В переулке, как и велено, стояли столы, накрытые по-масленичному. Чего только тут не было! Горы пирогов, горки блинов – гречишники, черепенники, гурьевские, хлыновские, селедка, грибочки, рыбка, икорка, а для любителей – именное шереметевское блюдо – взбитые замороженные сливки!.. Десятки, если не сотни, людей толпились возле шереметевского подворья – странники, богомольцы, солдаты, посадские люди, нищие… Борис Петрович направился уже было в дом, но вдруг послышалось такое пение, что он невольно остановился и прислушался.

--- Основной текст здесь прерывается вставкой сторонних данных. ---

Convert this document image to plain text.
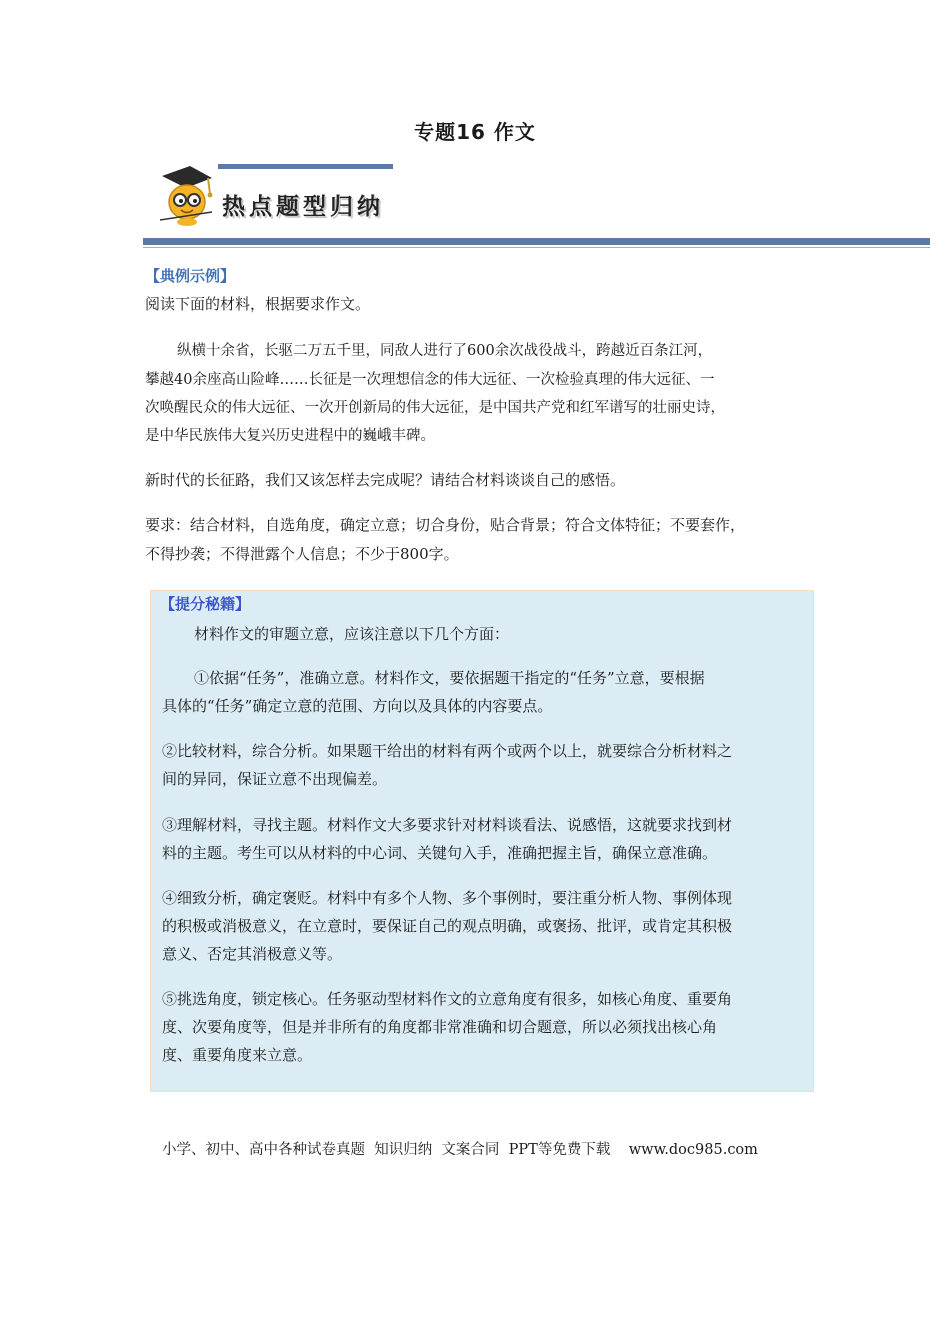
专题16 作文
热点题型归纳
【典例示例】
阅读下面的材料，根据要求作文。
纵横十余省，长驱二万五千里，同敌人进行了600余次战役战斗，跨越近百条江河，
攀越40余座高山险峰……长征是一次理想信念的伟大远征、一次检验真理的伟大远征、一
次唤醒民众的伟大远征、一次开创新局的伟大远征，是中国共产党和红军谱写的壮丽史诗，
是中华民族伟大复兴历史进程中的巍峨丰碑。
新时代的长征路，我们又该怎样去完成呢？请结合材料谈谈自己的感悟。
要求：结合材料，自选角度，确定立意；切合身份，贴合背景；符合文体特征；不要套作，
不得抄袭；不得泄露个人信息；不少于800字。
【提分秘籍】
材料作文的审题立意，应该注意以下几个方面：
①依据“任务”，准确立意。材料作文，要依据题干指定的“任务”立意，要根据
具体的“任务”确定立意的范围、方向以及具体的内容要点。
②比较材料，综合分析。如果题干给出的材料有两个或两个以上，就要综合分析材料之
间的异同，保证立意不出现偏差。
③理解材料，寻找主题。材料作文大多要求针对材料谈看法、说感悟，这就要求找到材
料的主题。考生可以从材料的中心词、关键句入手，准确把握主旨，确保立意准确。
④细致分析，确定褒贬。材料中有多个人物、多个事例时，要注重分析人物、事例体现
的积极或消极意义，在立意时，要保证自己的观点明确，或褒扬、批评，或肯定其积极
意义、否定其消极意义等。
⑤挑选角度，锁定核心。任务驱动型材料作文的立意角度有很多，如核心角度、重要角
度、次要角度等，但是并非所有的角度都非常准确和切合题意，所以必须找出核心角
度、重要角度来立意。
小学、初中、高中各种试卷真题  知识归纳  文案合同  PPT等免费下载    www.doc985.com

Запевалой оказался мужик в сером армяке, в меховой шапке с красным околышем, какие носили стрельцы. Черная борода с проседью окаймляла лицо, и сверкали синие, яркие глаза. Однако что за нос у него?.. Короткий, срезанный, без ноздрей будто. А голос – настоящая орясина[6 - Здесь: низкий и грубый голос.]! Он пел о разбойнике, который много «шутил» на своем веку, а потом постучал в монастырь, чтобы покаяться в прегрешениях… Певец умолк, все увидели боярина и стали истово кланяться, приговаривая:
– Спаси Бог нашего боярина, дорогого Бориса Петровича!.. Спаси тебя Бог, батюшка наш! И деток, и супругу твою сохрани.
Шереметев повернулся к чернобородому мужику:
– Больно ладно поешь, братец! А ну еще!..
Тот блеснул синевой глаз и стал кружиться и притопывать:
На зеленом лугу – их! вох!
Потерял я дуду – их! вох!
Следом за ним пустились в пляс и другие, и скоро уже весь двор ходил ходуном. Веселая песня отскакивала от стен, от забора высокого, ударялась о крыши, вырывалась за ворота. Да и сам хозяин, и супруга его, и детки – все притопывали и кружились. Лишь денщик Афоня с недовольным видом стоял в стороне и мрачно глядел на чернобородого.
Когда же кончилась песня-пляска, мужик, встретившись с глазами Афанасия, вдруг бухнулся в ноги Шереметеву и взмолился:
– Прости меня, ваша милость! Нынче прощеный день! Больно виноват я перед тобой, прости!
– В чем? – построжал граф, но тут же подобрел. – Виноват – так покайся.
– Каюсь!
– Ну буде… прощаю! Заходи в дом – гостем будешь.
– В боярский дом ворота широки, да из него узки, – отвечал тот, поглядывая на Афоню.
– Заходи, споешь еще.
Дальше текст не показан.